Public choice theory applies the economic assumption that human beings are rational and self-interested to everyone, including elected politicians and bureaucrats. The views of economist William Niskanen, a leader in the development of public choice, have been neatly summarized as theorizing that public officials “seek to enhance personal utility [their own interests] by maximising the budgets of their respective departments, since it is expected that their personal incomes and power status (through increased promotional opportunities) would be increased [as a result].”[12]
An analogous set of incentives is theorized to apply to such elected public officials as school board members. The most powerful political players in school board elections are typically school employee unions, who openly acknowledge their desire to raise salaries and overall public school spending. The public choice model suggests that school board members will have an incentive to please the teachers unions, because opposition to union interests would undermine members’ re-election chances. Indeed, candidates opposed to higher spending would have to overcome ardent and organized union opposition. Taxpayers in favor of spending restraint often have no corresponding political action organization.
If public school officials try to spend as much as they can in pursuit of their own interests, school district spending would be correlated with the ease of raising revenues. This expenditure-maximizing tendency would of course interfere with the measurement of the impact of district size on spending, and hence this potential factor must be controlled for in the model.
To do that, we need a way of measuring how easy it is for officials in any particular district to raise a given amount of money per pupil. As economist Larry DeBoer points out, “income is the most common measure of [taxpayers’] ability to pay.”[13] A control variable for the effects of public choice behavior can thus be obtained by dividing a district’s total household income by the number of public school students among whom tax revenues must be distributed.[*] Note that this conclusion should be true in Michigan even after the passage of Proposal A, which shifted most public school revenue generation from the local to the state level. While Proposal A all but eliminated local discretion over current per-pupil spending and raised many low-spending districts to a certain minimum revenue level, it did not impose uniform spending across the state, but rather locked in much of the pre-existing variation. Thus, the per-pupil foundation allowances assigned by the state under Proposal A are based in large measure on the level of per-pupil spending in each district prior to the reform’s passage. The districts that were spending the most before Proposal A generally continue to do so today, and some of this money is in fact still raised locally.
A real world example that is consistent with this theory, though not by itself conclusive, is the state of Utah. Utah’s average family size is well above the national norm, and the state’s per-pupil public school spending is well below it.
It should be noted that the inclusion of this public choice control variable — together with the average income variable that proxies community demand for education — represents an interesting test of competing theories of bureaucratic behavior. The results will help determine whether school district officials in Michigan behave more like the selfless public servants of the traditional view or the self-interested economic agents of the public choice view. As will be discussed later, the answer to that question has at least as much relevance to education policymaking as does this study’s inquiry into the link between district size and spending.

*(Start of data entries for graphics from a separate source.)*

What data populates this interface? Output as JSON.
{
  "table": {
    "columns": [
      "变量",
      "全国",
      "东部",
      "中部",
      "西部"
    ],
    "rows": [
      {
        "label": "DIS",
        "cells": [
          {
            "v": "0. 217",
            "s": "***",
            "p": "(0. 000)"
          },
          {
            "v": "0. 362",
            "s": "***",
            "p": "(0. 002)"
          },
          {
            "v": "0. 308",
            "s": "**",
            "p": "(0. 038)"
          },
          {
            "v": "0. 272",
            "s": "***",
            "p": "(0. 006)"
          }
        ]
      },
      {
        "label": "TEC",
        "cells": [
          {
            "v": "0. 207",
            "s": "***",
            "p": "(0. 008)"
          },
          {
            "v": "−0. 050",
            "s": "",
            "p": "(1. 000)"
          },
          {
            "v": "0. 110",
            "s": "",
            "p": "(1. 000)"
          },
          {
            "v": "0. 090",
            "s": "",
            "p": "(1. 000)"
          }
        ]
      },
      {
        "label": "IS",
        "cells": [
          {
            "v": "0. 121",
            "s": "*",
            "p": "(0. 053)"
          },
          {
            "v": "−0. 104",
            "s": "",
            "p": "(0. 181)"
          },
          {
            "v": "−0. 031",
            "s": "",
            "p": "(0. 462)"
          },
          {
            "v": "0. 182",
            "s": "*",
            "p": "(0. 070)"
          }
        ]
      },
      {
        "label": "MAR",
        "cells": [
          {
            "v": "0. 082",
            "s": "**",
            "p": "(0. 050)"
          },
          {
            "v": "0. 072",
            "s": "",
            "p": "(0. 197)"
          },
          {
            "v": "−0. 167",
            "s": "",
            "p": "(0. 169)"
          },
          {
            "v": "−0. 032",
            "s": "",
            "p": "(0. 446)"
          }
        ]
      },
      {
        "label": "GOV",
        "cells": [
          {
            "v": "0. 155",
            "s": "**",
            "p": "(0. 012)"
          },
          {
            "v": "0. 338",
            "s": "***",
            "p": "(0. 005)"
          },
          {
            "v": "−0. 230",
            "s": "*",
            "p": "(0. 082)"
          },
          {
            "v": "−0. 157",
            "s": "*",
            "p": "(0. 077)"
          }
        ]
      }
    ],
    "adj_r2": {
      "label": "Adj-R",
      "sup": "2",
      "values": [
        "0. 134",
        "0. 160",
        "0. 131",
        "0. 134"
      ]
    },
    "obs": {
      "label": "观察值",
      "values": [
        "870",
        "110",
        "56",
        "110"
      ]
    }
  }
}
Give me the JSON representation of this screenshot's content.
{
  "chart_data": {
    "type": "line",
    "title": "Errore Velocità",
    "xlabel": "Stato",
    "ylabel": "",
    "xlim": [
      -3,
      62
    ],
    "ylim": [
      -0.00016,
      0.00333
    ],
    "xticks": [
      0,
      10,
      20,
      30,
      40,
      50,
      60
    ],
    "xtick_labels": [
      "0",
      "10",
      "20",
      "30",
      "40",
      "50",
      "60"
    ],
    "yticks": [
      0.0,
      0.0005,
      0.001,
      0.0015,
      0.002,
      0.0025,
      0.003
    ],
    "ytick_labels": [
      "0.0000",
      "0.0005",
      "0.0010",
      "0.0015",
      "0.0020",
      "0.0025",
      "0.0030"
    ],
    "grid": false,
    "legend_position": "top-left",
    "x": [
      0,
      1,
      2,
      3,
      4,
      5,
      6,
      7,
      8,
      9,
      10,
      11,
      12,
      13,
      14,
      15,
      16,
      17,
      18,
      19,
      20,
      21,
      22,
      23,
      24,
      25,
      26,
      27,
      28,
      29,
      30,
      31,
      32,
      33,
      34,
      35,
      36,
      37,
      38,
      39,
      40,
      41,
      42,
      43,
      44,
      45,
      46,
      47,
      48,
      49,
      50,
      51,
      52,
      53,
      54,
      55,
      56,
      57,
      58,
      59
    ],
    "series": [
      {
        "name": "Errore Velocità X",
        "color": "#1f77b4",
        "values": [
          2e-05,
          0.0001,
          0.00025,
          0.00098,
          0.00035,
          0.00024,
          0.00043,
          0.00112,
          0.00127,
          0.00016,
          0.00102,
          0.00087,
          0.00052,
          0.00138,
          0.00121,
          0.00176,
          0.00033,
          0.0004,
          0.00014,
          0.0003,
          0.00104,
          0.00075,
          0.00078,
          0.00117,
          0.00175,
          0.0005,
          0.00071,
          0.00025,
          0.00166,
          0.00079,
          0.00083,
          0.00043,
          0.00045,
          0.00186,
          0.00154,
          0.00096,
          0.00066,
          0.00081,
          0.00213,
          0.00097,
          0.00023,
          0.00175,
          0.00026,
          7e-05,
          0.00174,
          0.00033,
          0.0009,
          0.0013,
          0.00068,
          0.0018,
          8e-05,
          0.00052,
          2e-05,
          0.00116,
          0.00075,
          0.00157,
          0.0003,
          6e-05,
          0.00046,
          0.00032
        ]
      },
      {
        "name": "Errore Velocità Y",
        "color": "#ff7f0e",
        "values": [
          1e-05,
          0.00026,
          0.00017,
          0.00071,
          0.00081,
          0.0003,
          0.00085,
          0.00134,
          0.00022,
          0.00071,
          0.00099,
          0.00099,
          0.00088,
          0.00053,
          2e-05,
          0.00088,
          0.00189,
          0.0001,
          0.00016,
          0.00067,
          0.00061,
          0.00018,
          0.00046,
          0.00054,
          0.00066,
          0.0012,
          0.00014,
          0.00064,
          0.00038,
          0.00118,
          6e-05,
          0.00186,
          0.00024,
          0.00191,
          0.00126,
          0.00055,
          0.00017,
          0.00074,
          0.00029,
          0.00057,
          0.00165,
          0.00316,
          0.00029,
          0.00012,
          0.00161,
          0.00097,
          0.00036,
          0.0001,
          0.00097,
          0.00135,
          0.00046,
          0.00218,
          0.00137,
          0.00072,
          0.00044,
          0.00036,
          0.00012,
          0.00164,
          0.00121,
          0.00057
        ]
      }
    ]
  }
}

As with the per-capita income variable, the source of the income data for this public choice control was “Summary File 3” of the 2000 Census.[14] Hence, we once again have the data for 1999 alone.[**] Fortunately, any actual inter-year variations in income per pupil were not sufficiently large to undermine the usefulness of this variable.
[*] To elaborate, let’s consider a hypothetical example. Imagine two communities of roughly equal income and number of households (and hence of equal aggregate household income). And let’s assume that community A has one public school student per household while community B has two such students per household. In order to achieve the same level of per pupil spending, the tax burden on householders in community B would have to be twice the burden in community A. But since voters’ ability to pay is constrained by their income, and since the household income in the two communities is the same, public choice theory predicts that public schools in community B would spend less per pupil than those in community A.
Hence, under public choice theory, a district’s aggregate income per pupil is a good measure of how easy it is for officials in that district to spend as much as possible.
[**] The same is true for the previous two variables (public demand for education and school enrollment as a percentage of the population), both of which came from the 2000 Census “Summary File 3.” Such single-year estimates are not uncommon in education research.